Ödeyemeyen olursa ki ödemesi mümkün değil evden çıkarmanın yollarını arıyorlar. Her türlü yola başvuruyorlar.
Örneğin asgari ücretli, emekli, işçi, 2 bin lira kira ödediği lüks olmayan normal şartlarda oturduğu evde komşu ev sahibi evini yabancıya 15 bin liraya kiraya veriyor. Bunu duyan ev sahibi benim evim de aynı neden ucuz otursun diyerek evini 15 binden fazla paraya çıkarmaya çalışıyor. Ödeyemeyeceğini bildiği için kiracıyı çıkarmaya çalışıyor. Artık yazılı ve görsel basında izlemekten gına geldi ev sahibi kiracı kavgalarından dolayı. Yasaların uygun artıran yok. Kimse uymuyor. Onun bile hilesini bulanlar var. Banka kira hesaplarına belli bir miktar yatırmalarını kalanı elden ödemelerini isteyenler ya da farklı şekillerde isimlerde yatırmalarını isteyenlerinde olduğundan bahsediliyor.
Aynı semtte başka biri evini 20 bin liraya kiraya veriyor bu defa 15 binden fazlaya veren ben ucuz verdim diye o da fiyat artırmaya çalışıyor. Bu durum zincirleme yayılıyor. Bununla kalıyor mu hayır. Aidatlar var. Kira miktarı kadar. Yakıtı, elektriği, suyu, doğalgazı derken artık ne yer ne giyerler Allah bilir. Sadece evler için değil dükkanlarda var. Hiç siftah yapamayan esnaflar nasıl kira ödeyecek. Eleman çalıştıracak ev geçindirecek.
Kiralar böyleyken ev satın almalar yerinde durur mu durmaz Tabiki. 1+1 daireler bile milyonlara satılıyor. Vatandaşların ev sahibi olmaları hayal olurken yabancılar ve gurbetçiler için peynir ekmek fiyatı. Bu kiraları tek maaş olanı bırakın çift maaş bile olsa hiçbir asgari ücretli, emekli, işçi, memur ödeyemez. Herkes lojmanda 10 yıl 20 yıl oturanlar kadar şanslı değil. Kendi lojmanda bedava ya da cüz’i miktarda paraya oturuyor ama evini 15-20 bine kiraya verebiliyor. O da ayrı sorun. Bir sorunu yazarken yan dal olarak baya sorunlar fırsatçılar çıkıyor ortaya.
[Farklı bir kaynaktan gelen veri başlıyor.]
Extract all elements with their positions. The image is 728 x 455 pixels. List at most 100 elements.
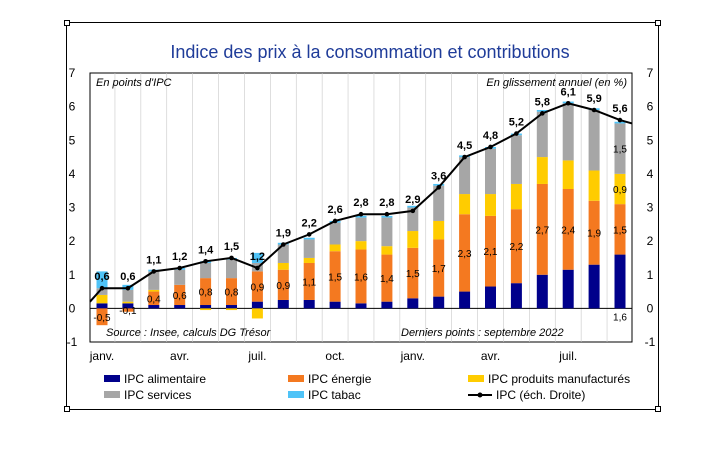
legend-item-ipc-line: IPC (éch. Droite) [468, 388, 585, 402]
bar-segment-ipc-alimentaire [174, 305, 186, 309]
bar-segment-ipc-produits-manufacturés [381, 246, 393, 255]
bar-value-label: 0,9 [250, 283, 264, 294]
y-tick-left: 0 [69, 301, 76, 315]
ipc-value-label: 4,5 [457, 140, 472, 152]
bar-segment-ipc-produits-manufacturés [510, 183, 522, 210]
ipc-value-label: 1,4 [198, 244, 214, 256]
legend-label-ipc-line: IPC (éch. Droite) [496, 388, 586, 402]
y-tick-left: -1 [67, 335, 78, 349]
bar-value-label: 1,5 [406, 269, 420, 280]
x-tick-label: janv. [400, 349, 425, 363]
x-tick-label: juil. [247, 349, 266, 363]
bar-segment-ipc-services [174, 269, 186, 285]
last-points-note: Derniers points : septembre 2022 [401, 327, 564, 339]
y-tick-right: 5 [647, 133, 654, 147]
bar-segment-ipc-énergie [355, 249, 367, 304]
ipc-line-point [358, 211, 364, 217]
ipc-line-point [565, 100, 571, 106]
bar-segment-ipc-énergie [277, 269, 289, 300]
ipc-value-label: 2,9 [405, 194, 420, 206]
legend-swatch-tabac [288, 391, 304, 399]
bar-value-label: 1,5 [613, 145, 627, 156]
bar-segment-ipc-alimentaire [562, 269, 574, 309]
stacked-bars [96, 101, 626, 326]
chart-title: Indice des prix à la consommation et con… [170, 42, 569, 62]
frame-handle-top-right[interactable] [655, 20, 661, 26]
bar-segment-ipc-alimentaire [407, 298, 419, 309]
bar-value-label: 1,4 [380, 274, 394, 285]
bar-segment-ipc-énergie [536, 183, 548, 275]
bar-segment-ipc-tabac [433, 183, 445, 186]
y-tick-left: 6 [69, 100, 76, 114]
bar-segment-ipc-produits-manufacturés [536, 157, 548, 184]
data-labels: 0,6 0,6 1,1 1,2 1,4 1,5 1,2 1,9 2,2 2,6 2,8 2,8 2,9 3… [93, 86, 627, 324]
bar-segment-ipc-énergie [614, 204, 626, 255]
bar-segment-ipc-énergie [407, 247, 419, 299]
bar-segment-ipc-énergie [96, 308, 108, 326]
y-tick-right: -1 [645, 335, 656, 349]
ipc-value-label: 2,8 [353, 197, 368, 209]
ipc-line-point [540, 111, 545, 116]
bar-value-label: 2,3 [458, 249, 472, 260]
frame-handle-top-left[interactable] [64, 20, 70, 26]
ipc-value-label: 6,1 [561, 86, 576, 98]
bar-value-label: 0,8 [225, 288, 239, 299]
bar-segment-ipc-services [96, 288, 108, 295]
bar-segment-ipc-services [381, 217, 393, 247]
ipc-value-label: 1,2 [172, 251, 187, 263]
ipc-value-label: 5,6 [612, 103, 627, 115]
legend-item-tabac: IPC tabac [288, 388, 361, 402]
ipc-line-point [462, 154, 467, 160]
bar-value-label: 1,5 [613, 225, 627, 236]
ipc-line-point [306, 232, 312, 237]
ipc-line-point [488, 144, 493, 150]
bar-value-label: 1,6 [354, 272, 368, 283]
y-tick-right: 4 [647, 167, 654, 181]
ipc-value-label: 2,2 [302, 217, 317, 229]
bar-segment-ipc-énergie [485, 215, 496, 287]
bar-segment-ipc-énergie [226, 278, 237, 306]
y-tick-right: 7 [647, 66, 654, 80]
legend-swatch-services [104, 391, 120, 399]
source-note: Source : Insee, calculs DG Trésor [106, 327, 272, 339]
bar-segment-ipc-tabac [614, 121, 626, 124]
frame-handle-bottom-right[interactable] [655, 406, 661, 412]
bar-segment-ipc-produits-manufacturés [562, 160, 574, 190]
y-tick-left: 7 [69, 66, 76, 80]
x-tick-label: avr. [481, 349, 500, 363]
bar-segment-ipc-alimentaire [433, 296, 445, 309]
bar-segment-ipc-services [459, 157, 471, 195]
bar-segment-ipc-produits-manufacturés [303, 257, 315, 263]
ipc-value-label: 1,2 [250, 251, 265, 263]
axis-ticks: -1 -1 0 0 1 1 2 2 3 3 4 4 5 5 6 6 7 7 janv. avr. juil. oct. ja… [67, 66, 656, 363]
y-tick-left: 5 [69, 133, 76, 147]
bar-segment-ipc-énergie [562, 189, 574, 270]
bar-value-label: 2,7 [535, 225, 549, 236]
bar-segment-ipc-tabac [407, 205, 419, 208]
bar-segment-ipc-services [433, 185, 445, 221]
bar-value-label: 0,9 [276, 281, 290, 292]
ipc-value-label: 5,2 [509, 117, 524, 129]
left-axis-unit-label: En points d'IPC [96, 77, 172, 89]
bar-value-label: 0,6 [173, 291, 187, 302]
bar-value-label: 0,8 [199, 288, 213, 299]
bar-value-label: 1,6 [613, 312, 627, 323]
bar-segment-ipc-services [200, 262, 212, 279]
bar-segment-ipc-services [536, 111, 548, 158]
frame-handle-bottom-left[interactable] [64, 406, 70, 412]
bar-segment-ipc-produits-manufacturés [329, 244, 341, 252]
bar-segment-ipc-tabac [251, 252, 263, 263]
bar-value-label: 0,9 [613, 185, 627, 196]
bar-segment-ipc-alimentaire [200, 305, 212, 309]
y-tick-right: 3 [647, 201, 654, 215]
ipc-line-point [436, 185, 442, 190]
ipc-line-point [255, 265, 260, 271]
ipc-value-label: 1,9 [276, 227, 291, 239]
ipc-line-point [384, 211, 390, 217]
ipc-line [89, 100, 633, 303]
bar-segment-ipc-services [148, 271, 160, 290]
y-tick-right: 0 [647, 301, 654, 315]
ipc-line-point [177, 265, 182, 271]
bar-segment-ipc-alimentaire [251, 301, 263, 309]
Özetleyecek olur isek! Yabancılara satılan her şey bugün kar sayılabilir günü kurtarabilir. Ama gelecekte büyük sorunlara yol açacağı çocuklarımızın geleceğini çalacağı unutulmamalıdır. Kısa vadeli günü kurtaran çözüm değil uzun vadede bizden sonraki nesillerimizin sıkıntı çekmeden rahat edeceği çözümler üretilmelidir. Geçmiş tarihlerden örnekler alınmalıdır. Bize bizden başka dost yok unutulmamalı atalarımızın emanetine sahip çıkarak onların kemikleri sızlatılmamalıdır diye düşünüyorum.